Evidence suggests it could be Michael Lane, a man who's been missing since 2010.
A Panama City Beach police report says items belonging to 48-year old Michael Allen Lane were found near the remains including a wallet with his military I.D., a bag with his clothes and personal photographs.
Lane was last seen July 1, 2010. He was living in the beaches area with his girlfriend. She was the one who reported him missing.

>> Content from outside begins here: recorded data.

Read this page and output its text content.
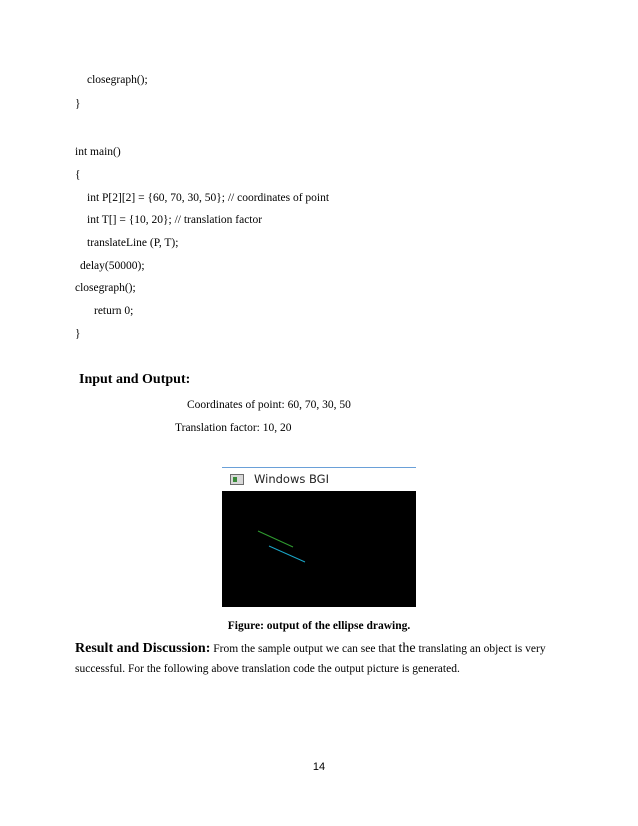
closegraph();
}
int main()
{
int P[2][2] = {60, 70, 30, 50}; // coordinates of point
int T[] = {10, 20}; // translation factor
translateLine (P, T);
delay(50000);
closegraph();
return 0;
}
Input and Output:
Coordinates of point: 60, 70, 30, 50
Translation factor: 10, 20
Windows BGI
Figure: output of the ellipse drawing.
Result and Discussion: From the sample output we can see that the translating an object is very successful. For the following above translation code the output picture is generated.
14
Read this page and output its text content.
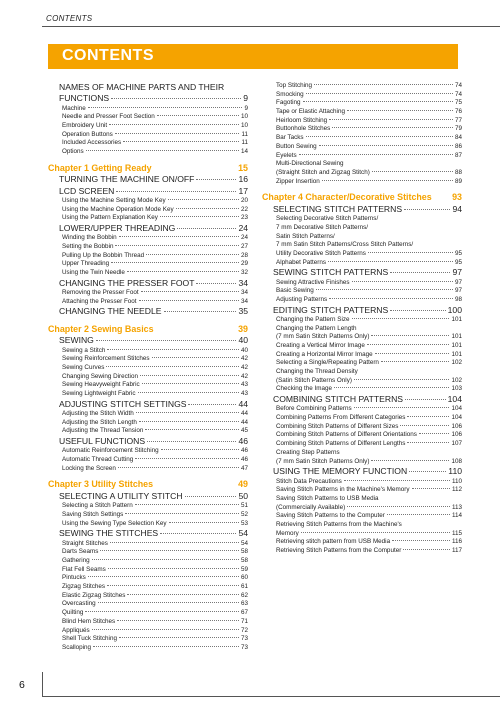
CONTENTS
CONTENTS
NAMES OF MACHINE PARTS AND THEIR
FUNCTIONS	9
Machine	9
Needle and Presser Foot Section	10
Embroidery Unit	10
Operation Buttons	11
Included Accessories	11
Options	14
Chapter 1 Getting Ready	15
TURNING THE MACHINE ON/OFF	16
LCD SCREEN	17
Using the Machine Setting Mode Key	20
Using the Machine Operation Mode Key	22
Using the Pattern Explanation Key	23
LOWER/UPPER THREADING	24
Winding the Bobbin	24
Setting the Bobbin	27
Pulling Up the Bobbin Thread	28
Upper Threading	29
Using the Twin Needle	32
CHANGING THE PRESSER FOOT	34
Removing the Presser Foot	34
Attaching the Presser Foot	34
CHANGING THE NEEDLE	35
Chapter 2 Sewing Basics	39
SEWING	40
Sewing a Stitch	40
Sewing Reinforcement Stitches	42
Sewing Curves	42
Changing Sewing Direction	42
Sewing Heavyweight Fabric	43
Sewing Lightweight Fabric	43
ADJUSTING STITCH SETTINGS	44
Adjusting the Stitch Width	44
Adjusting the Stitch Length	44
Adjusting the Thread Tension	45
USEFUL FUNCTIONS	46
Automatic Reinforcement Stitching	46
Automatic Thread Cutting	46
Locking the Screen	47
Chapter 3 Utility Stitches	49
SELECTING A UTILITY STITCH	50
Selecting a Stitch Pattern	51
Saving Stitch Settings	52
Using the Sewing Type Selection Key	53
SEWING THE STITCHES	54
Straight Stitches	54
Darts Seams	58
Gathering	58
Flat Fell Seams	59
Pintucks	60
Zigzag Stitches	61
Elastic Zigzag Stitches	62
Overcasting	63
Quilting	67
Blind Hem Stitches	71
Appliqués	72
Shell Tuck Stitching	73
Scalloping	73
Top Stitching	74
Smocking	74
Fagoting	75
Tape or Elastic Attaching	76
Heirloom Stitching	77
Buttonhole Stitches	79
Bar Tacks	84
Button Sewing	86
Eyelets	87
Multi-Directional Sewing
(Straight Stitch and Zigzag Stitch)	88
Zipper Insertion	89
Chapter 4 Character/Decorative Stitches	93
SELECTING STITCH PATTERNS	94
Selecting Decorative Stitch Patterns/
7 mm Decorative Stitch Patterns/
Satin Stitch Patterns/
7 mm Satin Stitch Patterns/Cross Stitch Patterns/
Utility Decorative Stitch Patterns	95
Alphabet Patterns	95
SEWING STITCH PATTERNS	97
Sewing Attractive Finishes	97
Basic Sewing	97
Adjusting Patterns	98
EDITING STITCH PATTERNS	100
Changing the Pattern Size	101
Changing the Pattern Length
(7 mm Satin Stitch Patterns Only)	101
Creating a Vertical Mirror Image	101
Creating a Horizontal Mirror Image	101
Selecting a Single/Repeating Pattern	102
Changing the Thread Density
(Satin Stitch Patterns Only)	102
Checking the Image	103
COMBINING STITCH PATTERNS	104
Before Combining Patterns	104
Combining Patterns From Different Categories	104
Combining Stitch Patterns of Different Sizes	106
Combining Stitch Patterns of Different Orientations	106
Combining Stitch Patterns of Different Lengths	107
Creating Step Patterns
(7 mm Satin Stitch Patterns Only)	108
USING THE MEMORY FUNCTION	110
Stitch Data Precautions	110
Saving Stitch Patterns in the Machine's Memory	112
Saving Stitch Patterns to USB Media
(Commercially Available)	113
Saving Stitch Patterns to the Computer	114
Retrieving Stitch Patterns from the Machine's
Memory	115
Retrieving stitch pattern from USB Media	116
Retrieving Stitch Patterns from the Computer	117
6
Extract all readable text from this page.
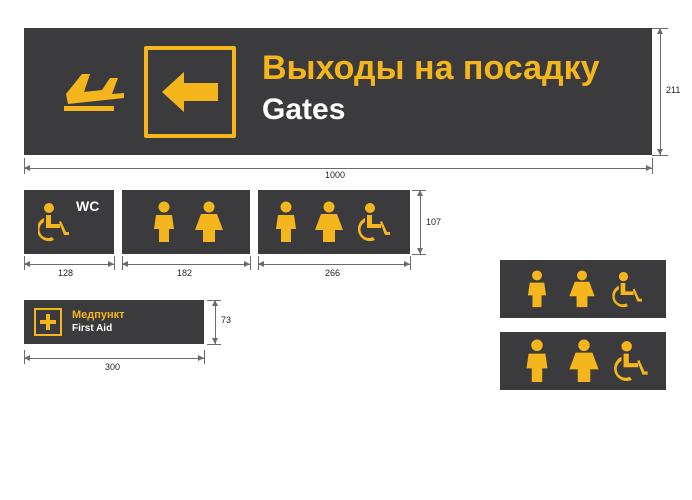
Выходы на посадку
Gates
1000
211
WC
128	182	266
107
Медпункт
First Aid
300
73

Police say a contractor was clearing a wooded lot near Back Beach Road and Fernwood Street around 2 p.m. Tuesday when he found the bones.
Authorities say the only thing left of the body was the bones. They believe the remains had been on the property for quite some time.
The bones were taken to the medical examiner but so far no word on cause of death.
Beach Police Chief Drew Whitman says he expects to get the results from the medical office sooner than thought, possibly in the next few days.
The Medical Examiner's Office is now leading the effort to identify a set of human remains uncovered in Panama City Beach.
A contractor, clearing a lot near the corner of Back Beach Road and Fernwood Street discovered the remains about 2:00 Tuesday afternoon.
Authorities say the only thing left of the body itself was the bones. They believe it had been on the property for quite some time.
Beach Police and Bay County Sheriff's investigators collected evidence from the scene until 8:30 Tuesday night, then turned it over to the Medical Examiner's Office.
"We were all expecting a little bit longer, but once they got in there and they started clearing out the debris and everything...everything was in a smaller contained area than we thought. They shifted through the sand and the debris out there and recovered everything we possibly could," Panama City Beach Police Chief Drew Whitman said.
Investigators believe the autopsy results will eventuality help them answer a lot of questions, like the identity of the victim, the cause of death, and how long ago they died. But Whitman says that could be a long slow process.